Juicio del 'caso mascarillas'

El fiscal jefe de Anticorrupción dice que es "posible" la atenuante "muy cualificada" para Aldama

Captura de la señal del Tribunal Supremo en la que aparecen el fiscal Alejandro Luzón Cánovas (i) y el abogado del PP, Alberto Durán (d), durante el juicio contra el exministro José Luis Ábalos.

El juicio del llamado caso mascarillas, por el que se sientan en el banquillo del Tribunal Supremo el exministro José Luis Ábalos, su exasesor Koldo García y el empresario Víctor de Aldama, ha entrado este miércoles en su fase final con la prueba documental y los informes de las partes. El encargado de dar el pistoletazo de salida a esta sesión, en la que se espera que el juicio quede visto para sentencia, ha sido el jefe de Anticorrupción, Alejandro Luzón. En una extensa exposición, el fiscal ha valorado, entre otras cosas, la colaboración de Aldama en la investigación, si bien ha rechazado alguna de sus afirmaciones durante el juicio –"No era el número uno el presidente del Gobierno–. Tanto, que ha llegado a decir que sería "posible" apreciar en este caso la atenuante "muy cualificada", que implicaría una rebaja de pena mayor que la que Anticorrupción, es decir, él mismo, solicita en su escrito final de conclusiones.

Durante más de una hora, Luzón ha ido poniendo sobre la mesa del tribunal todos los elementos que, a su juicio, acorralan a los acusados, apuntalando así la existencia de esa "verdadera organización criminal" de la que formaban parte no solo el trío sentado en el Supremo, sino también otras personas que orbitaban a su alrededor, que se encuentran investigados en la Audiencia Nacional y que han comparecido a lo largo del juicio. "Faltan varios actores con distinto grado de participación. La Sala debe valorar sus declaraciones y, sobre todo, sus silencios", ha lanzado el fiscal jefe de Anticorrupción, quien ha restado importancia a la "estructura jerárquica" de la misma: "No es una nota esencial de la organización criminal".

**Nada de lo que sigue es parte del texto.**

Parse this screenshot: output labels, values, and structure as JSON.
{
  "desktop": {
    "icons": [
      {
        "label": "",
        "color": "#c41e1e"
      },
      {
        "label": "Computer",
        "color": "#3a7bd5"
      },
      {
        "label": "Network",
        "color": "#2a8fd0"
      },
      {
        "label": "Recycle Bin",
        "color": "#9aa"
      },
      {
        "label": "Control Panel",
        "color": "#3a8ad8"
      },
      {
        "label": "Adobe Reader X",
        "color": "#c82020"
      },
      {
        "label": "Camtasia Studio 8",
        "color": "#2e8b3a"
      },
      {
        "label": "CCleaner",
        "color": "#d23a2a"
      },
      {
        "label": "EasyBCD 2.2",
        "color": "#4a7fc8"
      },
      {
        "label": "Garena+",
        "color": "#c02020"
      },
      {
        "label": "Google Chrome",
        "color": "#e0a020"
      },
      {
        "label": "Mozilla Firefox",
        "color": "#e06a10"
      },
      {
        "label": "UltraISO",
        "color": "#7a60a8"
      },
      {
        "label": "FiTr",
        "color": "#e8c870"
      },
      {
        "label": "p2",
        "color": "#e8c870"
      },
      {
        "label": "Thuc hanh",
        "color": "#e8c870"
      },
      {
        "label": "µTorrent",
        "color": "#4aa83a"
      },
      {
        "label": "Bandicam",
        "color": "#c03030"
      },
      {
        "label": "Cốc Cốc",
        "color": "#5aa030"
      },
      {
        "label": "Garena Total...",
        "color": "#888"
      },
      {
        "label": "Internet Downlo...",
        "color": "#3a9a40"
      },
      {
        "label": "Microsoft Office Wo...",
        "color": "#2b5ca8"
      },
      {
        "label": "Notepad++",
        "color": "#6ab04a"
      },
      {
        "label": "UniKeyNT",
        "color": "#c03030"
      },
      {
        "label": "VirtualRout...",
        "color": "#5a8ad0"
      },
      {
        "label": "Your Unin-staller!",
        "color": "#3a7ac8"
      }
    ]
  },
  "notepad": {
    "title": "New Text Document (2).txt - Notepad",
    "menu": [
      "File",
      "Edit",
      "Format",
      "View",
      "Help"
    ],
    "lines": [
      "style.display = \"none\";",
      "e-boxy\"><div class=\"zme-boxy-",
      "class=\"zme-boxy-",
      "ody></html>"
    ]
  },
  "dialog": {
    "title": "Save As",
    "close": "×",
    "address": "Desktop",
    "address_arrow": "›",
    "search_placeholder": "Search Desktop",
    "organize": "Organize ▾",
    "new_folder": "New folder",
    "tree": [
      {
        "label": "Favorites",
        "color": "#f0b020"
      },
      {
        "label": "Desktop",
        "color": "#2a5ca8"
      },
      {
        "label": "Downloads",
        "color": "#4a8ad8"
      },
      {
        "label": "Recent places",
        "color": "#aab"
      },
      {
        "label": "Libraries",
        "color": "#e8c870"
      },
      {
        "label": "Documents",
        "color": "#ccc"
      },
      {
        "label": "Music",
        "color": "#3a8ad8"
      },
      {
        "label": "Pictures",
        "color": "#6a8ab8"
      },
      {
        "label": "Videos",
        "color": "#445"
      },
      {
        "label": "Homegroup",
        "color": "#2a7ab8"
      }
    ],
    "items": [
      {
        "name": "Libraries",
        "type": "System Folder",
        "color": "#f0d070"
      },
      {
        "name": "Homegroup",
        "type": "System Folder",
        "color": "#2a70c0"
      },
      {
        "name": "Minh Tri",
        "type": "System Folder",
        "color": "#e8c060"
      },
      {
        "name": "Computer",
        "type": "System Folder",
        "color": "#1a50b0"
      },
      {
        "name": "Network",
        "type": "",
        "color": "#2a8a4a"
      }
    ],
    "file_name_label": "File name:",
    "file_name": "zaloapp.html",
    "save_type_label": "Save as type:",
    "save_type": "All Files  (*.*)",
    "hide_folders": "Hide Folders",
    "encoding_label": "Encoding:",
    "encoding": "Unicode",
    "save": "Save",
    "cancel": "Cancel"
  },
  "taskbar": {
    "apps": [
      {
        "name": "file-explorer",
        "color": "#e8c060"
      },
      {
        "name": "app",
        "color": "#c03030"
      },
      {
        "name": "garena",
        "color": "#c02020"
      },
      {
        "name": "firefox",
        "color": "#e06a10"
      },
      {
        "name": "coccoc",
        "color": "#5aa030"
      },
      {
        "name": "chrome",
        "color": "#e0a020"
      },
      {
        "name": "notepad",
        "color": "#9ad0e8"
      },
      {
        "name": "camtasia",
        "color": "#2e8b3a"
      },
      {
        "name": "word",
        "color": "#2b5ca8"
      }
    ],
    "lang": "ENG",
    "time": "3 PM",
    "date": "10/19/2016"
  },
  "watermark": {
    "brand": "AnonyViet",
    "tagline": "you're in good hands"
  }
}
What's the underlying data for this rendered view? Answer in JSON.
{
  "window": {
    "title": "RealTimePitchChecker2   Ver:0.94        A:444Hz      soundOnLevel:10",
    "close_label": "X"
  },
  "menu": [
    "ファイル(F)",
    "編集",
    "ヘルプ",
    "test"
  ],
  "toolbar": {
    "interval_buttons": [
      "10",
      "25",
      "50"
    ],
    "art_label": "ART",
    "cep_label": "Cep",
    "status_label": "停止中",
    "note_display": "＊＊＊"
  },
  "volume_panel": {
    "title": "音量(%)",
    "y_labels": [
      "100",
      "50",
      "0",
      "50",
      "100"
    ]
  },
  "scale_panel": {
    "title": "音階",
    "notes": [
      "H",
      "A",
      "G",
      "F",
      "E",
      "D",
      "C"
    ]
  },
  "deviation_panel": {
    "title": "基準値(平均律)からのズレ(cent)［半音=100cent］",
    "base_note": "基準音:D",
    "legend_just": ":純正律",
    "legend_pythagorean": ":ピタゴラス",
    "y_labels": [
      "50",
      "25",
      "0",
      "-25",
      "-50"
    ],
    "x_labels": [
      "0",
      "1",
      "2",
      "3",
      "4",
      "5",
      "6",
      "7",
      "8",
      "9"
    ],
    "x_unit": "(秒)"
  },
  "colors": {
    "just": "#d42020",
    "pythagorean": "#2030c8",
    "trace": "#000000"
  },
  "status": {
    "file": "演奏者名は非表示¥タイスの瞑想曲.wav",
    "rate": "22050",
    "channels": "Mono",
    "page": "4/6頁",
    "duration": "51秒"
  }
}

Esta referencia a la estructura jerárquica tiene mucho que ver con la declaración que hizo durante el juicio el jefe de Delitos Económicos de la Unidad Central Operativa (UCO) de la Guardia Civil. El teniente coronel Antonio Balas vino a colocar en la cúspide de la pirámide al empresario, si bien también dejó claro que sin Ábalos nada habría sido posible: "El que paga manda, y el que paga es Aldama". Luzón, sin embargo, ha señalado que el empresario "no" ha intervenido en "algunos de los delitos" de los que están acusados Ábalos y García, lo que explica a su vez la diferencia de penas solicitadas. "No se trata de establecer un uno, dos o tres. Desde luego, no era el número uno el presidente del Gobierno, como con notable desahogo le atribuye Aldama", ha querido dejar claro el jefe de Anticorrupción.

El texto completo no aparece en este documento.